2 weeks. 1 game. About this project.
My name is Martin and I’m the developer and project leader of AirlineSim (as the name suggests, a business simulation game about airlines). Next January, this project will be 10 years old and I will have spent around 40% of my life with it since I started it in my late teen years.
So what is this? About the project.
For online games there is nothing like a “finished state”. They are more like a living organism that evolves over time but is never really done in the sense of a car rolling off the assembly line. If you spent a large chunk of your life with a single project like this the feeling of “having finished something” tends to get lost. You work every day and you complete many small tasks, but in the big picture you feel like Sisyphus pushing his rock up the hill.
Since timing permits (see below), I decided to give a try to an idea I’ve had for several weeks now: Pick some basic concepts I always wanted to see in a business simulation game, boil them down to their essential components and put them all in a simple game. Finish this game within a strictly defined timeframe - two weeks in this case - without thinking about future expansions. The game has to be playable after these two weeks but may naturally lack many bells and whistles.
Personally, I want to see how far I can get within two weeks on a new project under the premise of delivering something that’s “finished”. The opposite of a 10-year project without a deadline.
Why now? About the timing.
A few weeks from now the team of AirlineSim and I will decide on the roadmap of the game for the next 10 to 12 months and until then, everything kind of goes into hibernation. That’s because we have some pretty large changes in mind for our next major milestone and every development work invested in the game right now might prove to be obsolete within a few week’s time.
Just before April 2nd I will have to make the final preparations for the roadmap meeting, right after that date all focus will be back on AirlineSim and other long-term projects.
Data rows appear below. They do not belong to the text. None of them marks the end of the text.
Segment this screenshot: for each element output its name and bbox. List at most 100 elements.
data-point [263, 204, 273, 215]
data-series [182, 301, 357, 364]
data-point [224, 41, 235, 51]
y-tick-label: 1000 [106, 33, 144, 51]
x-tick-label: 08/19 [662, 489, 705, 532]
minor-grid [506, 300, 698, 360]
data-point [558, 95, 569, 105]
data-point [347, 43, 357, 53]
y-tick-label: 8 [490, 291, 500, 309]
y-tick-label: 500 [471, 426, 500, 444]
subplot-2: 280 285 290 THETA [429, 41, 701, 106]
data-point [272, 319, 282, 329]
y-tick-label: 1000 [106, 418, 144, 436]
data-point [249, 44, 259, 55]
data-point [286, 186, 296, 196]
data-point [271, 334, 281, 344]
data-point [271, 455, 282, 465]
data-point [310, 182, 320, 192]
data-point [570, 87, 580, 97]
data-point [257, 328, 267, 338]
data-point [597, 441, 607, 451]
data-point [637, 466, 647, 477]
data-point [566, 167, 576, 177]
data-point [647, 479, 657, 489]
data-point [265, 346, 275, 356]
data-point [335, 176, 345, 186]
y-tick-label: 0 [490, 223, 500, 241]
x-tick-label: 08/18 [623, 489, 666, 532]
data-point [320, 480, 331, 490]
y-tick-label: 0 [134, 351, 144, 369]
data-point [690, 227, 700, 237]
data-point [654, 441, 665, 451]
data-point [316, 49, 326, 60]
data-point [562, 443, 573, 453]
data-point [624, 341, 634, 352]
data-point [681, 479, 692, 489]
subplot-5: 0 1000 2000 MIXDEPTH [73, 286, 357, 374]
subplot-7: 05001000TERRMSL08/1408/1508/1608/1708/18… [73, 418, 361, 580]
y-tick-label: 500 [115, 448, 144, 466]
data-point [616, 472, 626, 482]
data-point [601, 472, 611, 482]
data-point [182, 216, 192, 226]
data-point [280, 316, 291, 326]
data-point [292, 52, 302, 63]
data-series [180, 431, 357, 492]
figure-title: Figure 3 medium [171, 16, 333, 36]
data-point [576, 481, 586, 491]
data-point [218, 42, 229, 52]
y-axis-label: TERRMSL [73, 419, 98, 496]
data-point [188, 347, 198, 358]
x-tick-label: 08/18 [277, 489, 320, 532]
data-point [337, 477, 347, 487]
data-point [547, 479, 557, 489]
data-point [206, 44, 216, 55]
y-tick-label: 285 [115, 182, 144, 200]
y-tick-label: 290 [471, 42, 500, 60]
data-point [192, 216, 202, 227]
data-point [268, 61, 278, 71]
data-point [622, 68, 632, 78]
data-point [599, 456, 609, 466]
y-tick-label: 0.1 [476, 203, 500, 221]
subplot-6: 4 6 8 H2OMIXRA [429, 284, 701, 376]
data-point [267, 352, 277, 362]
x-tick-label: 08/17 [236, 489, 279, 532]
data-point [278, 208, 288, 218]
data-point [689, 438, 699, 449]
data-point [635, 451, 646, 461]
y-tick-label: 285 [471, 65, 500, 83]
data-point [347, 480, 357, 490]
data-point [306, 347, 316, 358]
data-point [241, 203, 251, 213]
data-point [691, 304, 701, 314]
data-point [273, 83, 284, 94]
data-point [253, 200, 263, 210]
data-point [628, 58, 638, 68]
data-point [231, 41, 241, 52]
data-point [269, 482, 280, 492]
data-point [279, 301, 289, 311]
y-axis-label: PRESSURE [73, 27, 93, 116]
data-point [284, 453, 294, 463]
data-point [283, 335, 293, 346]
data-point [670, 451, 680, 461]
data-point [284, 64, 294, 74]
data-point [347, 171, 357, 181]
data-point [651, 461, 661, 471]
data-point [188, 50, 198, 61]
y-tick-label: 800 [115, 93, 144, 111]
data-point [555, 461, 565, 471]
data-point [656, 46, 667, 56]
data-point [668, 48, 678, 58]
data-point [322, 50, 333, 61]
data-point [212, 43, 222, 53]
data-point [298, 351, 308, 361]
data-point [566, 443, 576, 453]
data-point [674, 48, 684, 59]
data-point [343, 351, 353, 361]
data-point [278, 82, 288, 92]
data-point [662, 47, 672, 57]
This leaves me with a small time window and the rare opportunity to use it for other things than AirlineSim.
What will it look like? About the game.
I have a pretty clear picture of what the game should look like after the two weeks are up. I have no clue whether I can finish everything on the list within my self-set deadline though. Therefore I will not release the full concept until everything is over to keep expectations low and a backdoor for last-minute changes open.
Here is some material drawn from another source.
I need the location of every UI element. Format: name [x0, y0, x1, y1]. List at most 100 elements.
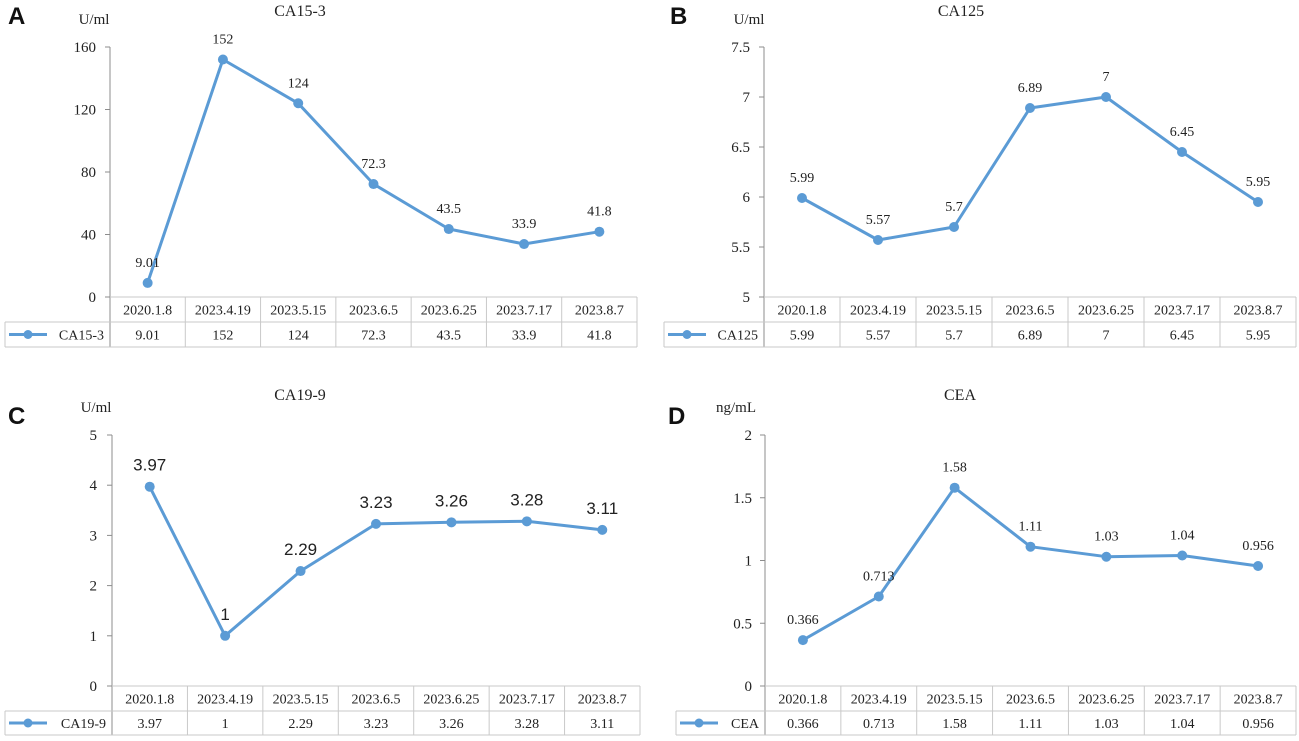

All I can tell you right now is that it will be a business-simulation game (what else) and that it will center on the circulation of goods and money within a more or less closed economic cycle.
What happens after the two weeks? About future plans.
The point is to have the fundamental mechanics of the game implemented within two weeks. If it works, think about building on top of it. If it doesn’t, throw it away and forget about it. To actually be able to make this decision, the game has to be playable and open to a broader audience than just me or my circle of friends.
The two-week constraint exists to prevent the project from eating up more time than it’s allowed to and thereby keeping me focused on the absolute essentials of the game. That doesn’t mean that development will stop per se after the initial project is completed. But after these two weeks other projects will require my attention again and I will only continue putting energy into the outcome of the 2WP if it proves to be worth it. Simple as that.